Insérer quatre alinéas ainsi rédigés :

« Le document de référence du réseau précise les modalités selon lesquelles le gestionnaire d’infrastructure garantit le maintien d’un niveau de desserte conforme aux objectifs nationaux d’aménagement du territoire et d’égalité d’accès aux services de transport.

« Constitue une desserte structurante toute desserte à grande vitesse assurant une fonction d’armature nationale, reliant régulièrement les grands pôles urbains, les villes moyennes et les territoires ruraux.

« Le gestionnaire d’infrastructure veille à ce que les décisions d’allocation de capacité, les travaux programmés ou les évolutions d’offre n’entraînent pas une dégradation substantielle des dessertes structurantes, appréciée au regard de la fréquence, du temps de parcours, de la régularité et de l’accessibilité.

« Toute modification substantielle d’une desserte à grande vitesse fait l’objet d’une évaluation territoriale préalable, analysant ses impacts socio-économiques et sa compatibilité avec les objectifs d’équité territoriale. Cette évaluation est transmise aux autorités organisatrices concernées et rendue publique. »

Objet

Le présent amendement vise à garantir la continuité et la qualité des dessertes à grande vitesse qui jouent un rôle structurant dans l’aménagement du territoire.

Il propose de préciser, dans le document de référence du réseau (DRR), les obligations du gestionnaire d’infrastructure en matière de maintien des dessertes TGV essentielles à l’égalité d’accès aux services de transport.

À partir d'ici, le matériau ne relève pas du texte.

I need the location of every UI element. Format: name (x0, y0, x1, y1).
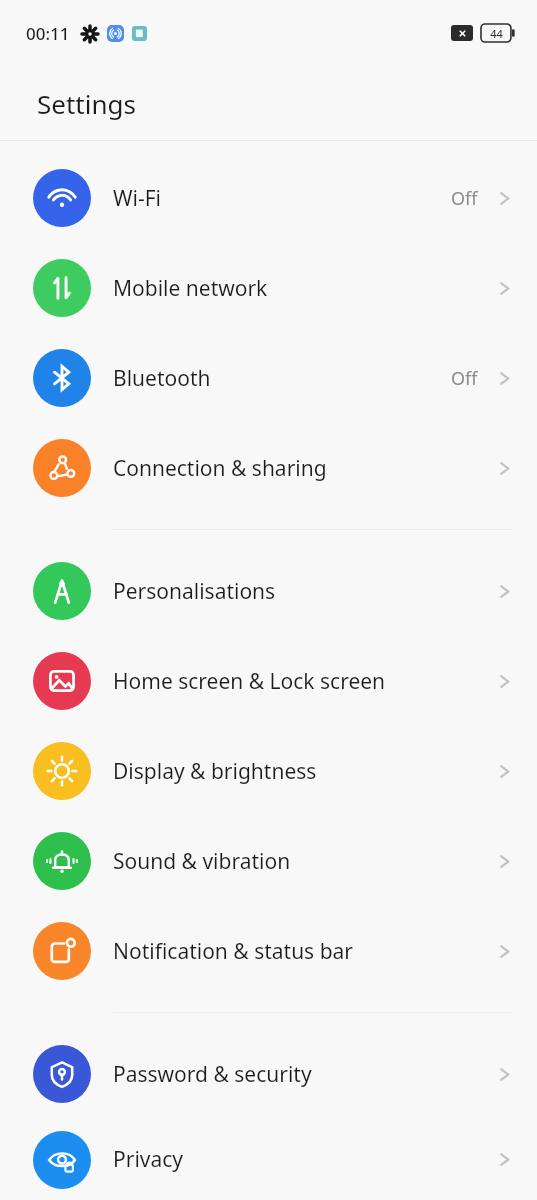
button[interactable]: Home screen & Lock screen (0, 636, 537, 726)
staticText: Password & security (113, 1060, 496, 1089)
staticText: Mobile network (113, 274, 496, 303)
staticText: Connection & sharing (113, 454, 496, 483)
staticText: 44 (490, 26, 503, 41)
button[interactable]: Display & brightness (0, 726, 537, 816)
staticText: Sound & vibration (113, 847, 496, 876)
staticText: Off (451, 186, 478, 211)
staticText: Home screen & Lock screen (113, 667, 496, 696)
staticText: Notification & status bar (113, 937, 496, 966)
staticText: 00:11 (26, 22, 70, 45)
button[interactable]: Privacy (0, 1119, 537, 1200)
staticText: Display & brightness (113, 757, 496, 786)
staticText: Privacy (113, 1145, 496, 1174)
staticText: Settings (37, 86, 136, 121)
button[interactable]: Password & security (0, 1029, 537, 1119)
staticText: Wi-Fi (113, 184, 451, 213)
button[interactable]: Connection & sharing (0, 423, 537, 513)
button[interactable]: Personalisations (0, 546, 537, 636)
button[interactable]: Mobile network (0, 243, 537, 333)
staticText: Off (451, 366, 478, 391)
button[interactable]: Notification & status bar (0, 906, 537, 996)
staticText: Bluetooth (113, 364, 451, 393)
button[interactable]: Sound & vibration (0, 816, 537, 906)
button[interactable]: Bluetooth (0, 333, 537, 423)
button[interactable]: Wi-Fi (0, 153, 537, 243)
staticText: Personalisations (113, 577, 496, 606)
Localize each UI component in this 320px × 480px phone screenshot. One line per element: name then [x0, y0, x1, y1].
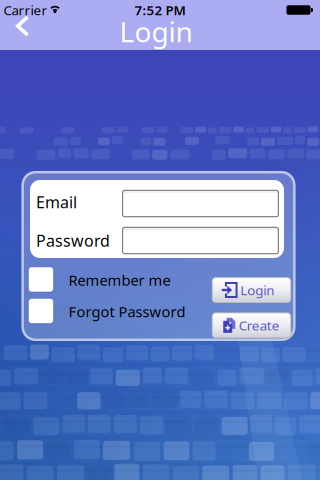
staticText: Forgot Password — [68, 302, 186, 321]
staticText: Password — [36, 230, 110, 251]
staticText: Carrier — [4, 1, 48, 19]
staticText: Login — [120, 13, 192, 50]
staticText: Remember me — [68, 270, 170, 290]
button[interactable]: Back — [12, 15, 34, 37]
button[interactable]: Remember me — [29, 266, 199, 294]
button[interactable]: Create — [212, 312, 291, 338]
staticText: Create — [239, 316, 280, 334]
staticText: 7:52 PM — [134, 1, 186, 19]
button[interactable]: Forgot Password — [29, 298, 199, 325]
staticText: Login — [240, 281, 274, 299]
button[interactable]: Login — [212, 277, 291, 303]
staticText: Email — [36, 191, 77, 213]
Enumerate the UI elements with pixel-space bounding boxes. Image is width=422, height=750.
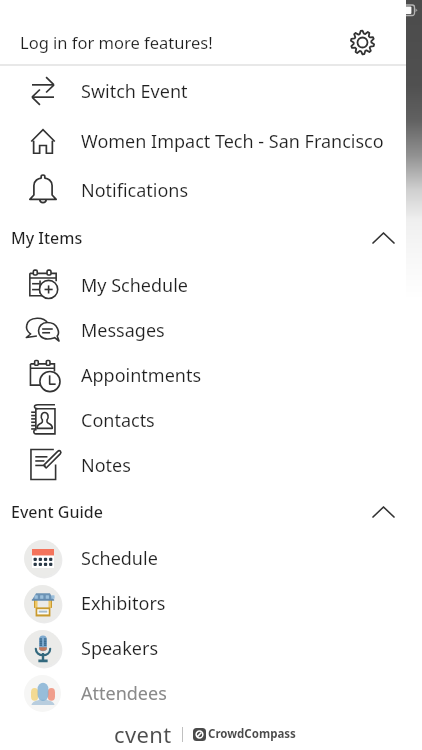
button[interactable]: Notifications [0, 167, 406, 213]
button[interactable]: Speakers [0, 626, 406, 671]
staticText: Appointments [81, 363, 202, 388]
staticText: My Schedule [81, 273, 188, 298]
staticText: Notes [81, 453, 131, 478]
button[interactable]: Log in for more features! [0, 20, 406, 64]
staticText: Women Impact Tech - San Francisco [81, 129, 384, 154]
button[interactable]: My Items [0, 213, 406, 263]
button[interactable]: Messages [0, 308, 406, 353]
staticText: Exhibitors [81, 591, 166, 616]
staticText: Switch Event [81, 79, 188, 104]
button[interactable]: Women Impact Tech - San Francisco [0, 116, 406, 167]
staticText: CrowdCompass [208, 726, 296, 742]
staticText: Log in for more features! [20, 31, 213, 53]
button[interactable]: Schedule [0, 536, 406, 581]
button[interactable]: My Schedule [0, 263, 406, 308]
staticText: My Items [11, 227, 83, 249]
button[interactable]: Switch Event [0, 66, 406, 116]
button[interactable]: Appointments [0, 353, 406, 398]
button[interactable]: Attendees [0, 671, 406, 716]
button[interactable]: Exhibitors [0, 581, 406, 626]
button[interactable]: Notes [0, 443, 406, 488]
button[interactable]: Contacts [0, 398, 406, 443]
staticText: Contacts [81, 408, 155, 433]
staticText: Speakers [81, 636, 159, 661]
staticText: Attendees [81, 681, 167, 706]
button[interactable]: Settings [345, 25, 379, 59]
staticText: Notifications [81, 178, 189, 203]
staticText: Messages [81, 318, 165, 343]
staticText: Schedule [81, 546, 158, 571]
staticText: Event Guide [11, 501, 103, 523]
button[interactable]: Event Guide [0, 488, 406, 536]
staticText: cvent [114, 719, 172, 749]
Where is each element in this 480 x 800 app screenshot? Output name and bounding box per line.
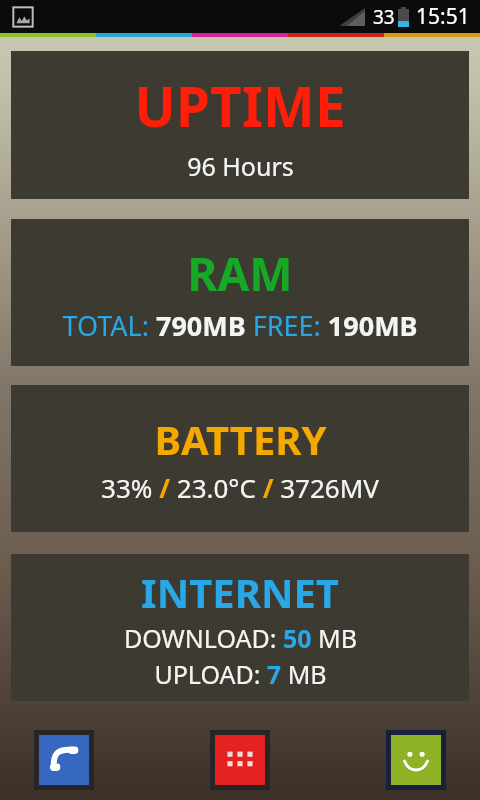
staticText: BATTERY bbox=[154, 412, 327, 466]
button[interactable]: Apps bbox=[215, 735, 265, 785]
staticText: 33 bbox=[373, 4, 395, 30]
staticText: TOTAL: 790MB FREE: 190MB bbox=[62, 307, 418, 344]
staticText: 96 Hours bbox=[187, 149, 294, 183]
staticText: RAM bbox=[187, 242, 293, 305]
staticText: 15:51 bbox=[416, 2, 470, 31]
button[interactable]: Messaging bbox=[391, 735, 441, 785]
button[interactable]: RAM bbox=[11, 219, 469, 366]
button[interactable]: INTERNET bbox=[11, 554, 469, 701]
button[interactable]: Phone bbox=[39, 735, 89, 785]
staticText: UPLOAD: 7 MB bbox=[154, 657, 327, 691]
staticText: 33% / 23.0°C / 3726MV bbox=[101, 470, 379, 505]
staticText: DOWNLOAD: 50 MB bbox=[124, 621, 357, 655]
staticText: UPTIME bbox=[134, 68, 346, 143]
staticText: INTERNET bbox=[141, 565, 339, 619]
button[interactable]: UPTIME bbox=[11, 51, 469, 199]
button[interactable]: BATTERY bbox=[11, 385, 469, 532]
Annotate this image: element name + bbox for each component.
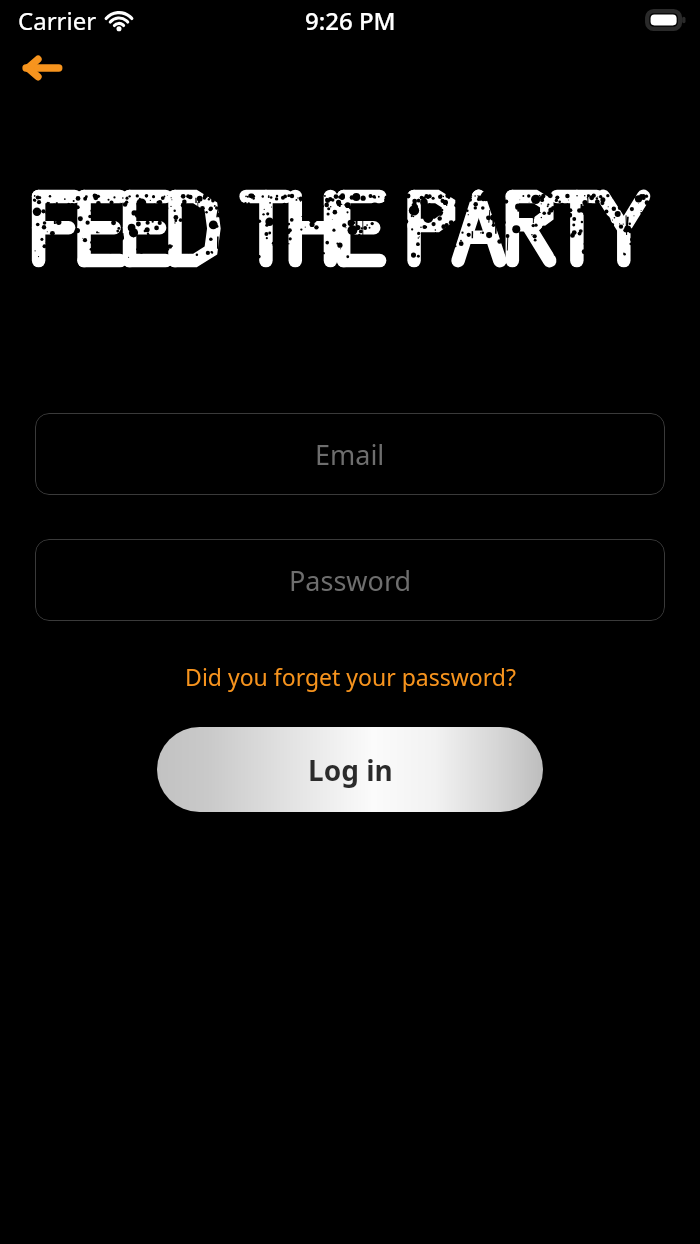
staticText: Log in <box>308 751 393 789</box>
button[interactable]: Log in <box>157 727 543 812</box>
staticText: 9:26 PM <box>305 4 396 37</box>
staticText: Password <box>289 562 412 599</box>
button[interactable]: Email <box>35 413 665 495</box>
button[interactable]: Password <box>35 539 665 621</box>
staticText: Carrier <box>18 4 97 37</box>
button[interactable]: Back <box>12 44 72 92</box>
staticText: Did you forget your password? <box>185 661 516 692</box>
button[interactable]: Did you forget your password? <box>177 657 524 696</box>
staticText: Email <box>315 436 385 473</box>
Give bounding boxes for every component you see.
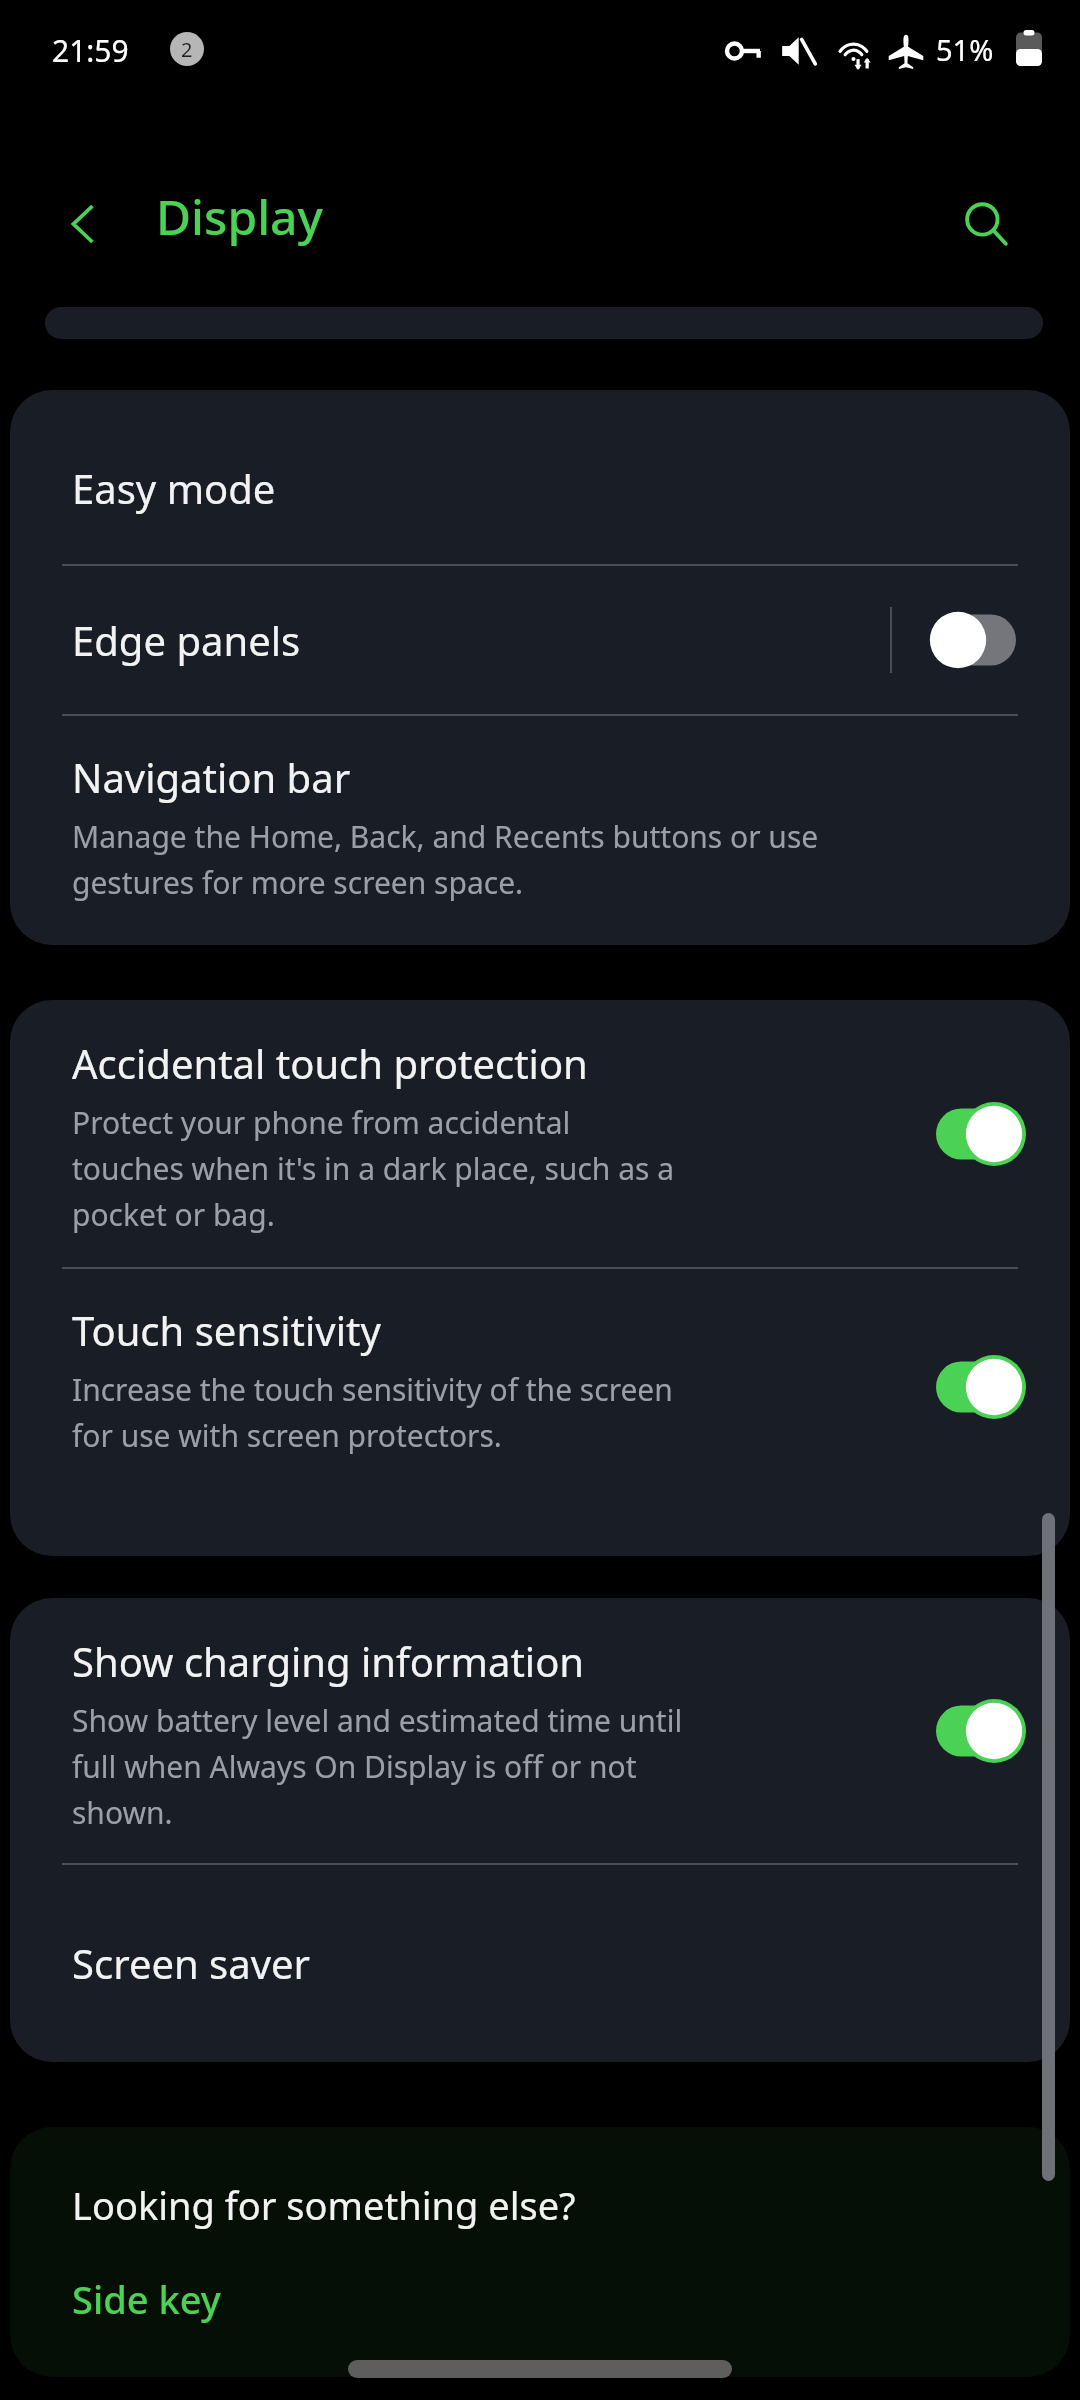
button[interactable]: Off xyxy=(926,608,1026,672)
button[interactable]: Accidental touch protection xyxy=(10,1000,1070,1267)
staticText: Looking for something else? xyxy=(72,2179,576,2231)
staticText: Screen saver xyxy=(72,1936,311,1990)
staticText: Accidental touch protection xyxy=(72,1036,588,1090)
staticText: Protect your phone from accidental touch… xyxy=(72,1102,674,1235)
staticText: 51% xyxy=(936,30,994,69)
staticText: Edge panels xyxy=(72,613,301,667)
button[interactable]: Navigation bar xyxy=(10,716,1070,945)
button[interactable]: Screen saver xyxy=(10,1865,1070,2043)
staticText: 21:59 xyxy=(52,30,129,71)
button[interactable]: Easy mode xyxy=(10,390,1070,564)
staticText: Display xyxy=(156,184,323,249)
button[interactable]: Side key xyxy=(72,2273,221,2325)
button[interactable]: Back xyxy=(40,180,128,268)
staticText: Show charging information xyxy=(72,1634,585,1688)
staticText: Touch sensitivity xyxy=(72,1303,381,1357)
staticText: Navigation bar xyxy=(72,750,351,804)
staticText: 2 xyxy=(181,36,193,63)
staticText: Easy mode xyxy=(72,461,276,515)
button[interactable]: Looking for something else? xyxy=(72,2179,576,2231)
staticText: Manage the Home, Back, and Recents butto… xyxy=(72,816,819,901)
button[interactable]: Edge panels xyxy=(10,566,1070,714)
button[interactable]: Search xyxy=(940,178,1032,270)
staticText: Show battery level and estimated time un… xyxy=(72,1700,683,1833)
button[interactable]: Touch sensitivity xyxy=(10,1269,1070,1504)
button[interactable]: On xyxy=(926,1102,1026,1166)
staticText: Increase the touch sensitivity of the sc… xyxy=(72,1369,673,1456)
button[interactable]: On xyxy=(926,1355,1026,1419)
button[interactable]: On xyxy=(926,1699,1026,1763)
staticText: Side key xyxy=(72,2273,221,2325)
button[interactable]: Show charging information xyxy=(10,1598,1070,1863)
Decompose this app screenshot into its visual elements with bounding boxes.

L’amendement définit la notion de «  desserte structurante  », afin de sécuriser les liaisons à grande vitesse qui assurent une fonction d’armature nationale en reliant les grands pôles urbains, les villes moyennes et les territoires ruraux.

Il encadre également les conditions dans lesquelles ces dessertes peuvent être modifiées, en imposant une évaluation territoriale préalable, transparente et partagée, portant sur les impacts socio-économiques et la compatibilité avec les objectifs d’équité territoriale.

Enfin, il rappelle que la réalisation de la LGV Est a reposé sur un engagement financier majeur des collectivités territoriales, ce qui justifie une exigence renforcée de continuité de desserte pour les territoires ayant contribué à son financement.